System Tuning Settings for Linux

Adjusting Operating System tunables can improve large scale cluster performance, avoid bottlenecks, and prevent failures. The following sections are a collection of suggestions that have been gathered from various large scale HPC clusters. You should investigate and evaluate the validity of each suggestion before applying them to your cluster.

  1. Tuning Linux ulimits:

    The open file limits are important to high concurrence network services, such as xcatd. For a large cluster, it is required to increase the number of open file limit to avoid Too many open files error. The default value is 1024 in most OS distributions, to add below configuration in /etc/security/limits.conf to increase to 14096.

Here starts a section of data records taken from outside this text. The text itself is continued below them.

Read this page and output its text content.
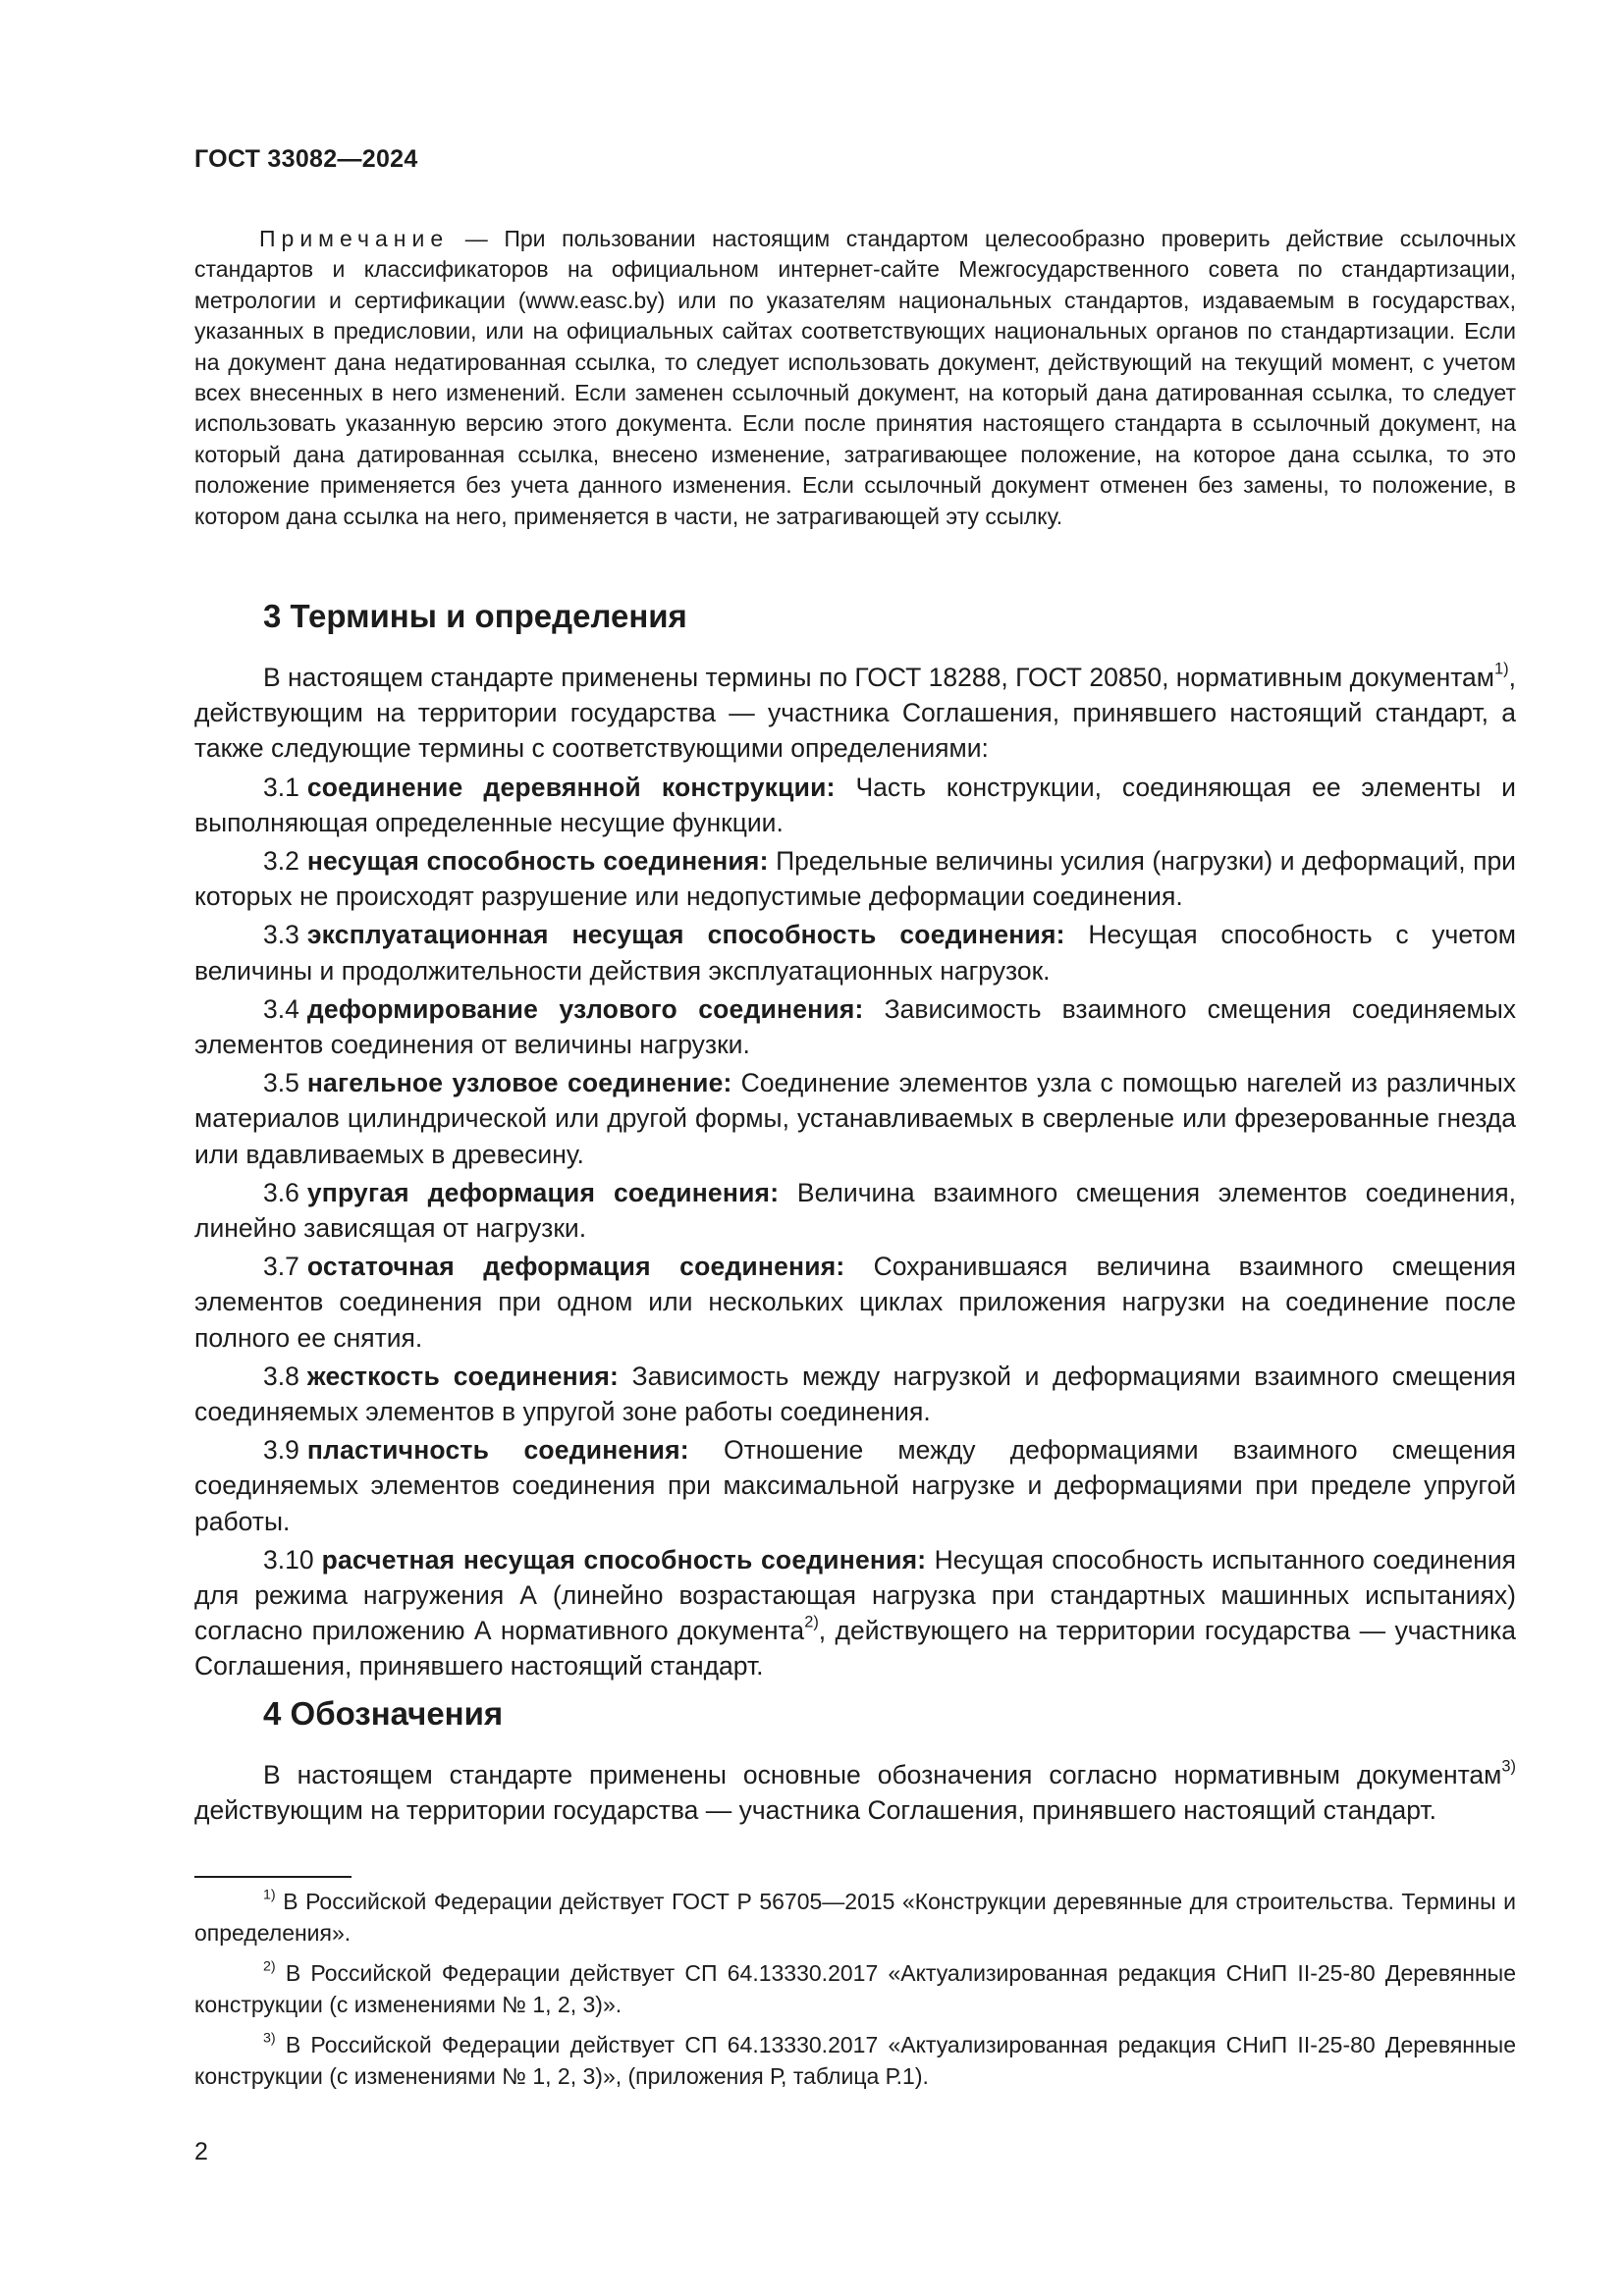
ГОСТ 33082—2024

Примечание — При пользовании настоящим стандартом целесообразно проверить действие ссылочных стандартов и классификаторов на официальном интернет-сайте Межгосударственного совета по стандартизации, метрологии и сертификации (www.easc.by) или по указателям национальных стандартов, издаваемым в государствах, указанных в предисловии, или на официальных сайтах соответствующих национальных органов по стандартизации. Если на документ дана недатированная ссылка, то следует использовать документ, действующий на текущий момент, с учетом всех внесенных в него изменений. Если заменен ссылочный документ, на который дана датированная ссылка, то следует использовать указанную версию этого документа. Если после принятия настоящего стандарта в ссылочный документ, на который дана датированная ссылка, внесено изменение, затрагивающее положение, на которое дана ссылка, то это положение применяется без учета данного изменения. Если ссылочный документ отменен без замены, то положение, в котором дана ссылка на него, применяется в части, не затрагивающей эту ссылку.

3 Термины и определения

В настоящем стандарте применены термины по ГОСТ 18288, ГОСТ 20850, нормативным документам$^{1)}$, действующим на территории государства — участника Соглашения, принявшего настоящий стандарт, а также следующие термины с соответствующими определениями:

3.1 соединение деревянной конструкции: Часть конструкции, соединяющая ее элементы и выполняющая определенные несущие функции.

3.2 несущая способность соединения: Предельные величины усилия (нагрузки) и деформаций, при которых не происходят разрушение или недопустимые деформации соединения.

3.3 эксплуатационная несущая способность соединения: Несущая способность с учетом величины и продолжительности действия эксплуатационных нагрузок.

3.4 деформирование узлового соединения: Зависимость взаимного смещения соединяемых элементов соединения от величины нагрузки.

3.5 нагельное узловое соединение: Соединение элементов узла с помощью нагелей из различных материалов цилиндрической или другой формы, устанавливаемых в сверленые или фрезерованные гнезда или вдавливаемых в древесину.

3.6 упругая деформация соединения: Величина взаимного смещения элементов соединения, линейно зависящая от нагрузки.

3.7 остаточная деформация соединения: Сохранившаяся величина взаимного смещения элементов соединения при одном или нескольких циклах приложения нагрузки на соединение после полного ее снятия.

3.8 жесткость соединения: Зависимость между нагрузкой и деформациями взаимного смещения соединяемых элементов в упругой зоне работы соединения.

3.9 пластичность соединения: Отношение между деформациями взаимного смещения соединяемых элементов соединения при максимальной нагрузке и деформациями при пределе упругой работы.

3.10 расчетная несущая способность соединения: Несущая способность испытанного соединения для режима нагружения А (линейно возрастающая нагрузка при стандартных машинных испытаниях) согласно приложению А нормативного документа$^{2)}$, действующего на территории государства — участника Соглашения, принявшего настоящий стандарт.

4 Обозначения

В настоящем стандарте применены основные обозначения согласно нормативным документам$^{3)}$ действующим на территории государства — участника Соглашения, принявшего настоящий стандарт.

$^{1)}$ В Российской Федерации действует ГОСТ Р 56705—2015 «Конструкции деревянные для строительства. Термины и определения».

$^{2)}$ В Российской Федерации действует СП 64.13330.2017 «Актуализированная редакция СНиП II-25-80 Деревянные конструкции (с изменениями № 1, 2, 3)».

$^{3)}$ В Российской Федерации действует СП 64.13330.2017 «Актуализированная редакция СНиП II-25-80 Деревянные конструкции (с изменениями № 1, 2, 3)», (приложения Р, таблица Р.1).

2
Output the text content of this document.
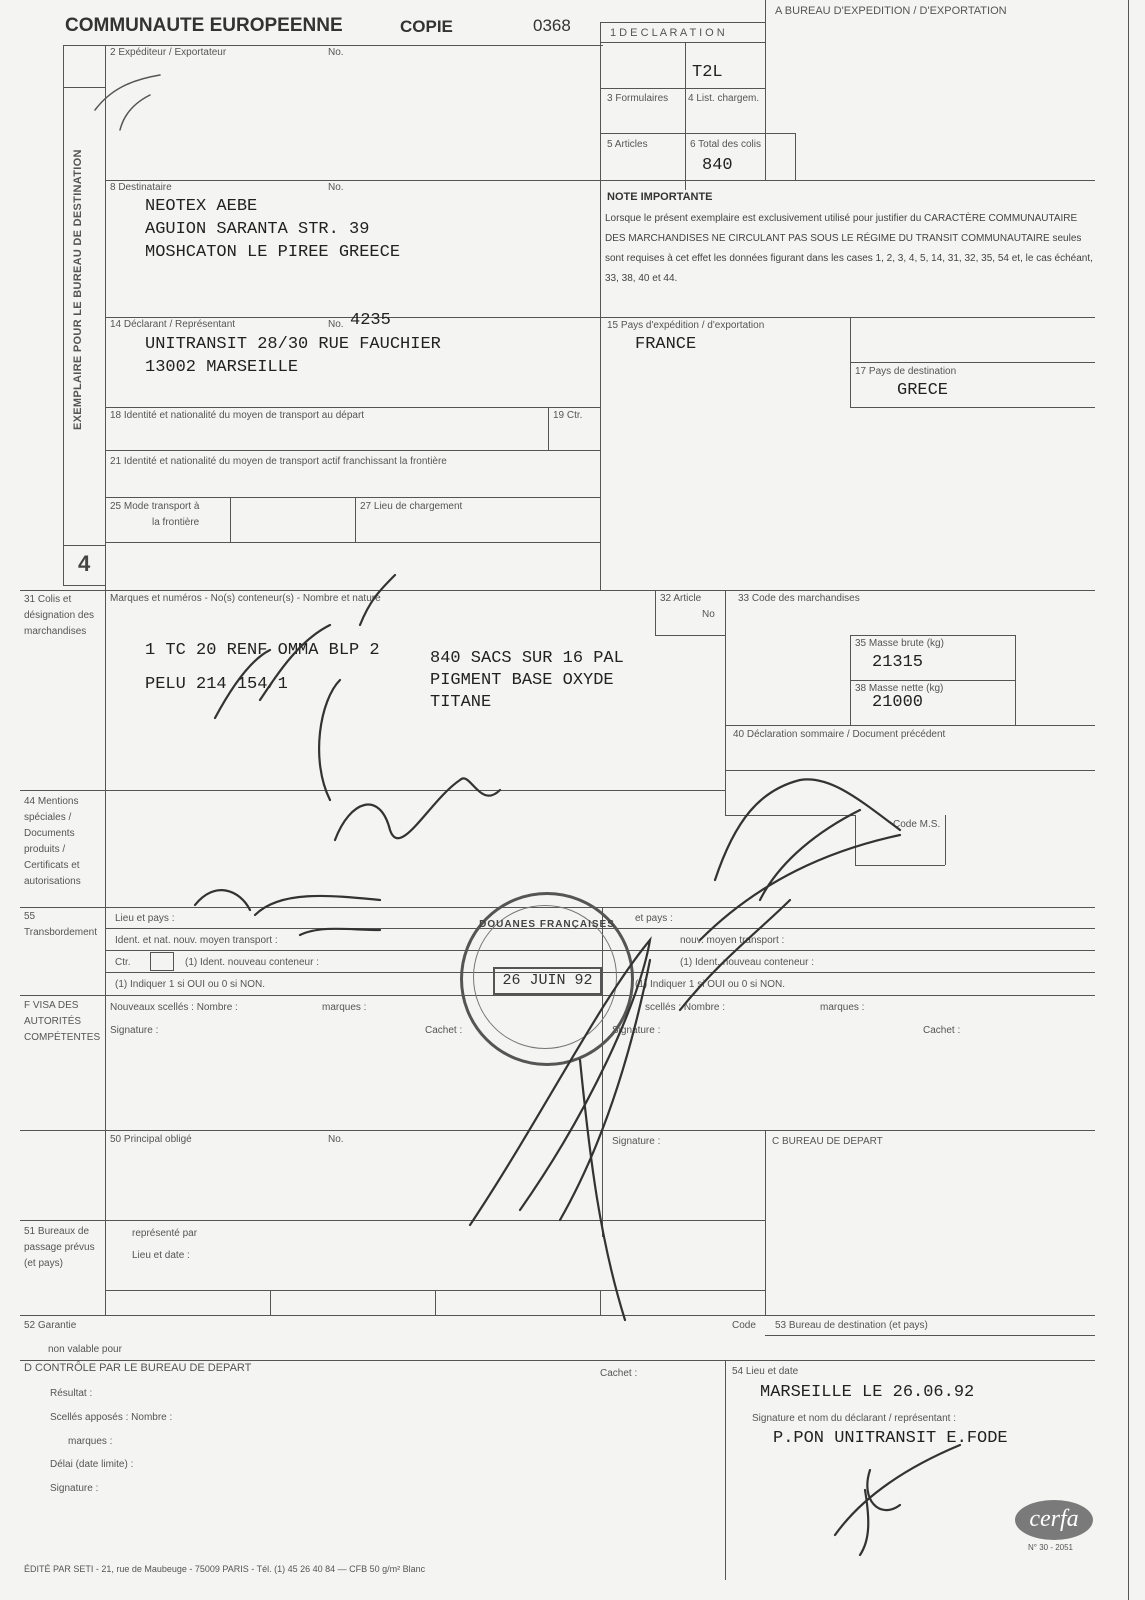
COMMUNAUTE EUROPEENNE	COPIE	0368	1 D E C L A R A T I O N
T2L
A BUREAU D'EXPEDITION / D'EXPORTATION
EXEMPLAIRE POUR LE BUREAU DE DESTINATION
4
2 Expéditeur / Exportateur	No.
3 Formulaires 4 List. chargem.
5 Articles	6 Total des colis
840
8 Destinataire	No.
NEOTEX AEBE
AGUION SARANTA STR. 39
MOSHCATON LE PIREE GREECE
NOTE IMPORTANTE
Lorsque le présent exemplaire est exclusivement utilisé pour justifier du CARACTÈRE COMMUNAUTAIRE DES MARCHANDISES NE CIRCULANT PAS SOUS LE RÉGIME DU TRANSIT COMMUNAUTAIRE seules sont requises à cet effet les données figurant dans les cases 1, 2, 3, 4, 5, 14, 31, 32, 35, 54 et, le cas échéant, 33, 38, 40 et 44.
14 Déclarant / Représentant	No. 4235
UNITRANSIT 28/30 RUE FAUCHIER
13002 MARSEILLE
15 Pays d'expédition / d'exportation
FRANCE
17 Pays de destination
GRECE
18 Identité et nationalité du moyen de transport au départ	19 Ctr.
21 Identité et nationalité du moyen de transport actif franchissant la frontière
25 Mode transport à
la frontière
27 Lieu de chargement
31 Colis et désignation des marchandises
Marques et numéros - No(s) conteneur(s) - Nombre et nature
1 TC 20 RENF OMMA BLP 2
PELU 214 154/1
840 SACS SUR 16 PAL
PIGMENT BASE OXYDE
TITANE
32 Article
No
33 Code des marchandises
35 Masse brute (kg)
21315
38 Masse nette (kg)
21000
40 Déclaration sommaire / Document précédent
44 Mentions spéciales / Documents produits / Certificats et autorisations
Code M.S.
55 Transbordement
Lieu et pays :
Ident. et nat. nouv. moyen transport :
Ctr.	(1) Ident. nouveau conteneur :
(1) Indiquer 1 si OUI ou 0 si NON.
et pays :
nouv. moyen transport :
(1) Ident. nouveau conteneur :
(1) Indiquer 1 si OUI ou 0 si NON.
F VISA DES AUTORITÉS COMPÉTENTES
Nouveaux scellés : Nombre :	marques :
Signature :	Cachet :
scellés : Nombre :	marques :
Signature :	Cachet :
50 Principal obligé	No.	Signature :	C BUREAU DE DEPART
51 Bureaux de passage prévus (et pays)
représenté par
Lieu et date :
52 Garantie
non valable pour
Code 53 Bureau de destination (et pays)
D CONTRÔLE PAR LE BUREAU DE DEPART	Cachet :
Résultat :
Scellés apposés : Nombre :
marques :
Délai (date limite) :
Signature :
54 Lieu et date
MARSEILLE LE 26.06.92
Signature et nom du déclarant / représentant :
P.PON UNITRANSIT E.FODE
ÉDITÉ PAR SETI - 21, rue de Maubeuge - 75009 PARIS - Tél. (1) 45 26 40 84 — CFB 50 g/m² Blanc
cerfa
N° 30 - 2051
DOUANES FRANÇAISES
26 JUIN 92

    *   soft    nofile     14096
    *   hard    nofile     14096
    
  2. Tuning Network kernel parameters:

    There might be hundreds of hosts in a big network for large cluster, tuning the network kernel parameters for optimum throughput and latency could improve the performance of distributed application. For example, adding below configuration in /etc/sysctl.conf to increase the buffer size and queue length of xCAT SSL listener service access point ( port 3001 ).

    net.core.rmem_max = 33554432
    net.core.wmem_max = 33554432
    net.core.rmem_default = 65536
    net.core.wmem_default = 65536
    net.core.somaxconn = 8192
    
    net.ipv4.tcp_rmem = 4096 33554432 33554432
    net.ipv4.tcp_wmem = 4096 33554432 33554432
    net.ipv4.tcp_mem= 33554432 33554432 33554432
    net.ipv4.route.flush=1
    net.core.netdev_max_backlog=1500
    

    And if you encounter Neighbour table overflow error, it means there are two many ARP requests and the server cannot reply. Tune the ARP cache with below parameters.

    net.ipv4.conf.all.arp_filter      = 1
    net.ipv4.conf.all.rp_filter       = 1
    net.ipv4.neigh.default.gc_thresh1 = 30000
    net.ipv4.neigh.default.gc_thresh2 = 32000
    net.ipv4.neigh.default.gc_thresh3 = 32768
    net.ipv4.neigh.ib0.gc_stale_time  = 2000000
    

    For more tunable parameters, you can refer to Linux System Tuning Recommendations.